Architecture of metaverse-based digital twins
The architecture of a metaverse-based digital twin consists of several layers. At the bottom layer is the physical asset or system that the digital twin is replicating. This could be anything from a building, to a manufacturing plant, to a vehicle. The physical asset is equipped with sensors and other IoT devices that collect data on its operations, condition, and performance. This data is then transmitted to the digital twin, which is hosted in the cloud or on-premises.
The next layer is the data processing layer, which consists of several components that work together to process the data collected from the physical asset. This layer typically includes data ingestion and storage, data processing and analysis, and data visualisation and reporting. Data ingestion and storage involves collecting data from various sources, and storing it in a scalable and secure data store. Data processing and analysis involves applying advanced analytics techniques, such as machine learning and artificial intelligence, to the collected data to extract insights and identify patterns. Data visualisation and reporting involves presenting the results of the analysis in an easy-to-understand format.
The third layer is the digital twin layer, which is responsible for creating a virtual representation of the physical asset or system. The digital twin layer consists of several components, including the virtualisation engine, the digital twin model, and the digital twin APIs. The virtualisation engine is responsible for creating and managing the digital twin, while the digital twin model defines the relationships between the physical asset and its virtual counterpart. The digital twin APIs provide an interface for interacting with the digital twin, enabling users to view and manipulate the virtual representation of the physical asset.
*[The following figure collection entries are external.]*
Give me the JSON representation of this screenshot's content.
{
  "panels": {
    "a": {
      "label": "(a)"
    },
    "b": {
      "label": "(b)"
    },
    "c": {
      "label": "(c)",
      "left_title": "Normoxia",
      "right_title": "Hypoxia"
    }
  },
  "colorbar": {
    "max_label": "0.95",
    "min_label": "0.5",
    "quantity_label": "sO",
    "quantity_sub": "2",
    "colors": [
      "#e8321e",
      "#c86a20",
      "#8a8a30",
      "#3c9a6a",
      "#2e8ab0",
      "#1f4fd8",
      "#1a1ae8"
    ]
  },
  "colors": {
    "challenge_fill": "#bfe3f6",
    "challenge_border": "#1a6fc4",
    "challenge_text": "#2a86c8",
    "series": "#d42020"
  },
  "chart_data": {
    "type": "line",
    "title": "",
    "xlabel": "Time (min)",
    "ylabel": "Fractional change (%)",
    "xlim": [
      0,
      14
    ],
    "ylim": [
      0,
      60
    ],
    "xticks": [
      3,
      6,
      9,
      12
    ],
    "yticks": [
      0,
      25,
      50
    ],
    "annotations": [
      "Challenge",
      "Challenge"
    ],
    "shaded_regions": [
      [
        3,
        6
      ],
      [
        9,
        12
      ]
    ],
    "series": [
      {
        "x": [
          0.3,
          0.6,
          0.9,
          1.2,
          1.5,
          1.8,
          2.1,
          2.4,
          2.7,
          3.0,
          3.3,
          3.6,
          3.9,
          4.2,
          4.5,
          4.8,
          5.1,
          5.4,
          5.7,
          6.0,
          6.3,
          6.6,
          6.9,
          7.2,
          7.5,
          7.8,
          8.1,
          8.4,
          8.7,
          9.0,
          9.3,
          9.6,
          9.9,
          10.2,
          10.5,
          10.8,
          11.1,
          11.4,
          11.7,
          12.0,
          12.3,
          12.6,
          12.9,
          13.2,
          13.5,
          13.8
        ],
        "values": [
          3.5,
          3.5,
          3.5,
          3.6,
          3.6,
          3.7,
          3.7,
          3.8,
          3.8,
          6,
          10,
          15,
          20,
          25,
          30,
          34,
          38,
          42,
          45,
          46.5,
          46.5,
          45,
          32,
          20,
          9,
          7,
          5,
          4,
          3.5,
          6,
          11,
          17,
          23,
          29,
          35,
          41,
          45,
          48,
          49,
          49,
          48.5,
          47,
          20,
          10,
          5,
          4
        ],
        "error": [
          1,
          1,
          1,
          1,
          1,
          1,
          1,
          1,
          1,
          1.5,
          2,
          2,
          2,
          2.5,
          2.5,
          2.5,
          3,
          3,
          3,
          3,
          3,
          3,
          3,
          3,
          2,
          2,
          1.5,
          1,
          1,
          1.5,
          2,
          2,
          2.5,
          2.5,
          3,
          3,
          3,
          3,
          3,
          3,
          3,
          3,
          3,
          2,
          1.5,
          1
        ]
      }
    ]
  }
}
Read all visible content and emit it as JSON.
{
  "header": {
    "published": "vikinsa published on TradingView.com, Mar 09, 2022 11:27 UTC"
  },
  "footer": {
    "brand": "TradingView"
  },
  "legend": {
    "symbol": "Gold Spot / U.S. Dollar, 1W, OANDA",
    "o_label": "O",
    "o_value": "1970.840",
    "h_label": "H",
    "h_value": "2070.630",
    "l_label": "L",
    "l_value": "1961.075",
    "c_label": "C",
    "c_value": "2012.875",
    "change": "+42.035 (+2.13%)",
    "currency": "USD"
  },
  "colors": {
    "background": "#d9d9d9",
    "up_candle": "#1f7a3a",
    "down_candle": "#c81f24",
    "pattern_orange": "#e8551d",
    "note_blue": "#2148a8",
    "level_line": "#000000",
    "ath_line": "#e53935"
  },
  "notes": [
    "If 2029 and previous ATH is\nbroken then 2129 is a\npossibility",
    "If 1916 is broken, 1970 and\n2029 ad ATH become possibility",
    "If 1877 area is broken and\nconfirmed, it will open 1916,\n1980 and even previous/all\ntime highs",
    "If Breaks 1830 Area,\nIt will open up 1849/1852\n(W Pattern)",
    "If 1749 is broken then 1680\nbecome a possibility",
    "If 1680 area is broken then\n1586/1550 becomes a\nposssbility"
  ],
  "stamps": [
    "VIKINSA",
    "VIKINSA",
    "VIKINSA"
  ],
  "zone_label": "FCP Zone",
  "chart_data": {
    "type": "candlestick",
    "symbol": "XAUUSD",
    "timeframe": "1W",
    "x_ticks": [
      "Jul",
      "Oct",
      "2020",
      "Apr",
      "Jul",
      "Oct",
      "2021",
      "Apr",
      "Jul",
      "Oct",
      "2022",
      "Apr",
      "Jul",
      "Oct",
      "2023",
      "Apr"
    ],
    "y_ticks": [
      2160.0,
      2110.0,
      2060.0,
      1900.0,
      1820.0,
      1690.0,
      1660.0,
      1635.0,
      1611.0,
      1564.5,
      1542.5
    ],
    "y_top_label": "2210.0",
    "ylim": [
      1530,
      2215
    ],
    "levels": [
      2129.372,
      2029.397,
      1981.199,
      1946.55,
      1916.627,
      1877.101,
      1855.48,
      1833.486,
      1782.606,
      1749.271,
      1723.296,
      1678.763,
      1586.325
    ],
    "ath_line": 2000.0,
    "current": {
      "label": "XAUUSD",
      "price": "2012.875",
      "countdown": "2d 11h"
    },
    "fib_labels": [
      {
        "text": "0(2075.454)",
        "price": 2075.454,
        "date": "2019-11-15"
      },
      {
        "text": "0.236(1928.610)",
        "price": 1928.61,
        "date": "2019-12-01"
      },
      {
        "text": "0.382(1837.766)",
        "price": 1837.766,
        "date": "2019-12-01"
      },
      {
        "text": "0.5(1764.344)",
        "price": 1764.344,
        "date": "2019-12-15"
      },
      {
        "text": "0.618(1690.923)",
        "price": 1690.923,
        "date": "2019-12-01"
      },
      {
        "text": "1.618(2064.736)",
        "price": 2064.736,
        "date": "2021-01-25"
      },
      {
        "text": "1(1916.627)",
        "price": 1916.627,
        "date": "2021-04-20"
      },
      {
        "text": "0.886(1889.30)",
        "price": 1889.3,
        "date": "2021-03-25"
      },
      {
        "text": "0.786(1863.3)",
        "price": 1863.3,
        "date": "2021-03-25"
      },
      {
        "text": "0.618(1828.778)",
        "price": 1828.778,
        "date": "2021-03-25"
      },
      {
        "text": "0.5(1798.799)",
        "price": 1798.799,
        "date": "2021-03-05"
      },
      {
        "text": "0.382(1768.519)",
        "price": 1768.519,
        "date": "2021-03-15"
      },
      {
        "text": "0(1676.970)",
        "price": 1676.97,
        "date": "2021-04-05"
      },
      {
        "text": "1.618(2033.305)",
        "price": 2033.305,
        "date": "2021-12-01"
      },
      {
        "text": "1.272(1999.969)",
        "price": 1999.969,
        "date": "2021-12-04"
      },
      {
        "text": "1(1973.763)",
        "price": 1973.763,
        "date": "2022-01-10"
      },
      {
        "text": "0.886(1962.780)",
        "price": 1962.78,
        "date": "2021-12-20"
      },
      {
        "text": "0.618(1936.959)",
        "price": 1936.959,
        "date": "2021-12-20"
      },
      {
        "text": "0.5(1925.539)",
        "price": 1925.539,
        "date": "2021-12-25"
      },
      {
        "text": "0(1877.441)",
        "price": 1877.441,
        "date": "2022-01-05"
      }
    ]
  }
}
The fourth layer is the metaverse layer, which is where the digital twin is brought to life. The metaverse layer consists of several components, including the immersive environment, the social interaction engine, and the real-time simulation engine. The immersive environment is the virtual space where the digital twin is presented, while the social interaction engine enables users to interact with each other in the virtual world. The real-time simulation engine is responsible for simulating the behaviour of the physical asset in real time, based on the data collected from the IoT devices.